With regard to iBuddee, we are told that it was a fairly similar situation in that the entrepreneur behind that operation also approached them to provide informal advice, which they offered in good faith but received no remuneration, were not employed, received no shares or made directors of iBuddee or any related company. The video of Marcus Lee extolling the virtues of AIQ and its dealings with iBuddee has been taken down, as have other videos and marketing materials by both Mama Captain and iBuddee as they “have been miscommunicated in London”. I should coco – AIQ has NO relationship with iBuddee (or Mama Captain), as otherwise it would have appeared in the listing prospectus. This all rather suggests that the people behind Mama Captain and iBuddee were rather more keen on a formal relationship than Messers Lee and Soon were.

The three companies identified by us where Messers Lee and/or Soon were directors which had not been declared in the AIQ prospectus are confirmed, but all are dormant and have never traded. It is an oversight to have missed them out from the prospectus and the FCA has been duly notified. But it is surely no more than a parking ticket offence, despite suggesting that the due diligence was not quite as thorough as one would like (it really did only take a couple of minutes searching the OpenCorporates website to find them).

So Andrew Monk is standing by his men, describing them as upstanding and with a real desire to help support the growth of an e-commerce or artificial intelligence business. I note carefully that a crypto currency business is ruled out. Does that means that when AIQ does find an operation to acquire it won’t be anything along the lines of Mama Captain or iBuddee?

But I do feel that the due diligence involved in getting this reply should have been done ahead of the very professional IPO, not a few days after it listed. The remedial work in removing YouTube videos was obviously deemed urgent enough to address my concerns. Why not before?
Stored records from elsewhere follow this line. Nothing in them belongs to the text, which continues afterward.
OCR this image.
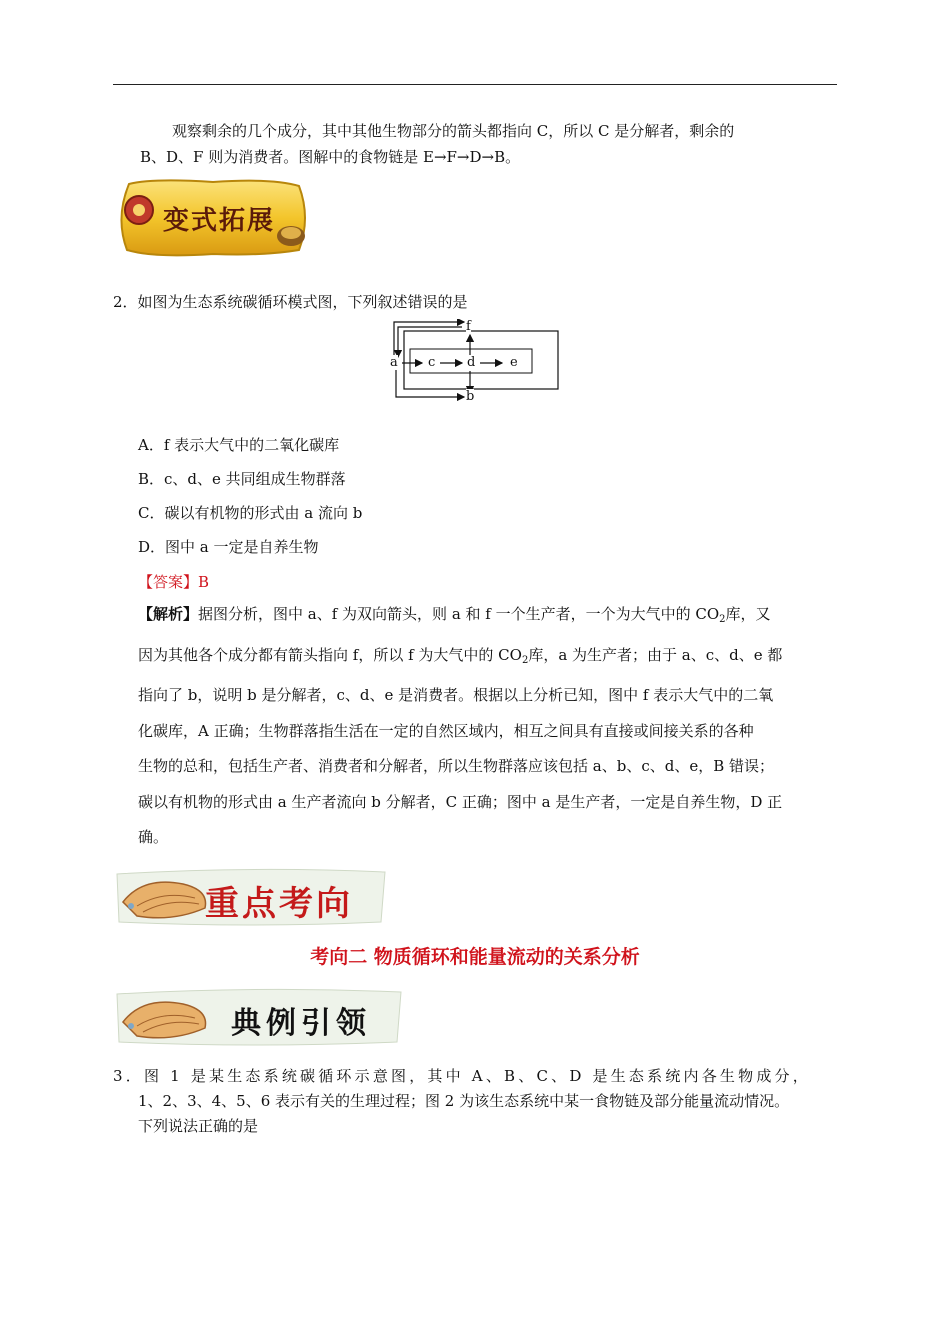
观察剩余的几个成分，其中其他生物部分的箭头都指向 C，所以 C 是分解者，剩余的
B、D、F 则为消费者。图解中的食物链是 E→F→D→B。
变式拓展
2．如图为生态系统碳循环模式图，下列叙述错误的是
f
a c d	e
b
A．f 表示大气中的二氧化碳库
B．c、d、e 共同组成生物群落
C．碳以有机物的形式由 a 流向 b
D．图中 a 一定是自养生物
【答案】B
【解析】据图分析，图中 a、f 为双向箭头，则 a 和 f 一个生产者，一个为大气中的 $CO_2$库，又
因为其他各个成分都有箭头指向 f，所以 f 为大气中的 $CO_2$库，a 为生产者；由于 a、c、d、e 都
指向了 b，说明 b 是分解者，c、d、e 是消费者。根据以上分析已知，图中 f 表示大气中的二氧
化碳库，A 正确；生物群落指生活在一定的自然区域内，相互之间具有直接或间接关系的各种
生物的总和，包括生产者、消费者和分解者，所以生物群落应该包括 a、b、c、d、e，B 错误；
碳以有机物的形式由 a 生产者流向 b 分解者，C 正确；图中 a 是生产者，一定是自养生物，D 正
确。
重点考向
考向二 物质循环和能量流动的关系分析
典例引领
3．图 1 是某生态系统碳循环示意图，其中 A、B、C、D 是生态系统内各生物成分，
1、2、3、4、5、6 表示有关的生理过程；图 2 为该生态系统中某一食物链及部分能量流动情况。
下列说法正确的是
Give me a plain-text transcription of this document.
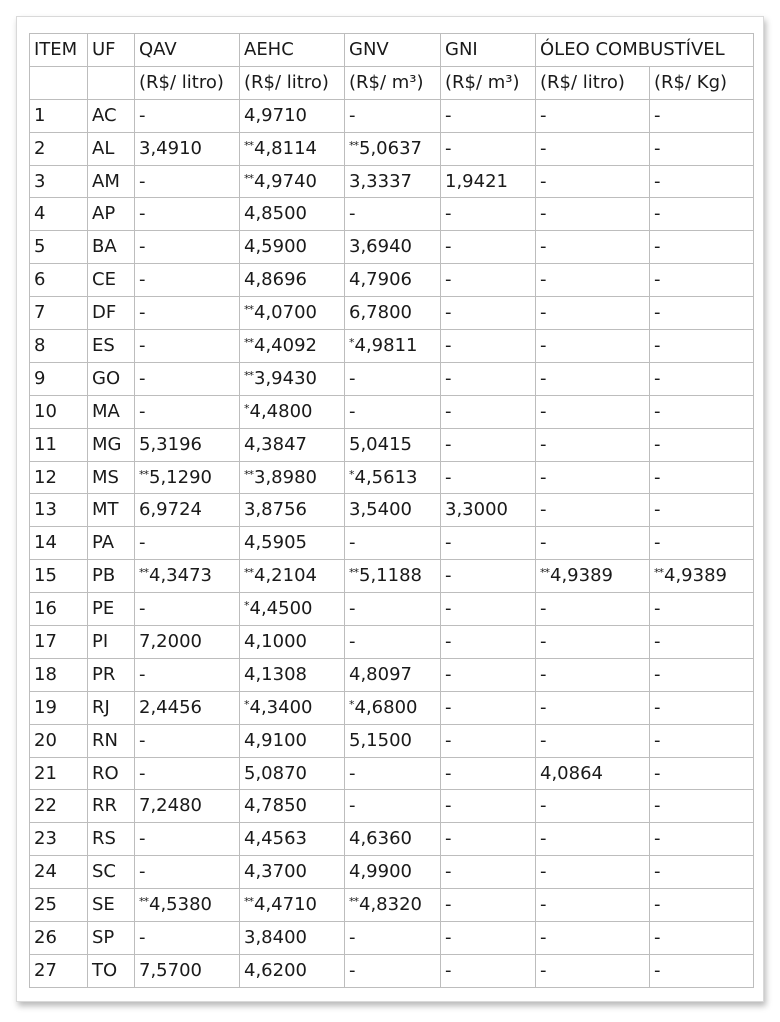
ITEM	UF	QAV	AEHC	GNV	GNI	ÓLEO COMBUSTÍVEL	
		(R$/ litro)	(R$/ litro)	(R$/ m³)	(R$/ m³)	(R$/ litro)	(R$/ Kg)
1	AC	-	4,9710	-	-	-	-
2	AL	3,4910	**4,8114	**5,0637	-	-	-
3	AM	-	**4,9740	3,3337	1,9421	-	-
4	AP	-	4,8500	-	-	-	-
5	BA	-	4,5900	3,6940	-	-	-
6	CE	-	4,8696	4,7906	-	-	-
7	DF	-	**4,0700	6,7800	-	-	-
8	ES	-	**4,4092	*4,9811	-	-	-
9	GO	-	**3,9430	-	-	-	-
10	MA	-	*4,4800	-	-	-	-
11	MG	5,3196	4,3847	5,0415	-	-	-
12	MS	**5,1290	**3,8980	*4,5613	-	-	-
13	MT	6,9724	3,8756	3,5400	3,3000	-	-
14	PA	-	4,5905	-	-	-	-
15	PB	**4,3473	**4,2104	**5,1188	-	**4,9389	**4,9389
16	PE	-	*4,4500	-	-	-	-
17	PI	7,2000	4,1000	-	-	-	-
18	PR	-	4,1308	4,8097	-	-	-
19	RJ	2,4456	*4,3400	*4,6800	-	-	-
20	RN	-	4,9100	5,1500	-	-	-
21	RO	-	5,0870	-	-	4,0864	-
22	RR	7,2480	4,7850	-	-	-	-
23	RS	-	4,4563	4,6360	-	-	-
24	SC	-	4,3700	4,9900	-	-	-
25	SE	**4,5380	**4,4710	**4,8320	-	-	-
26	SP	-	3,8400	-	-	-	-
27	TO	7,5700	4,6200	-	-	-	-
I have to thank Andrew Monk for this open and detailed response, and the mature handling of matters. I look forward to the un-suspending of the shares in due course, a suspension which has dragged on for quite a while, given that it was originally because of a disorderly market upon listing (is that not a bit of a Red Flag?) itself caused by the subscribers to the IPO placing not having received their shares. My understanding is that this matter was corrected some days ago, so I would imagine that once the missing directorships which should have been disclosed in the first place are processed the stock will be up and running agaih (or rather, back down to a more sensible price).

I still think readers would be bonkers to invest in AIQ, but let’s see what happens.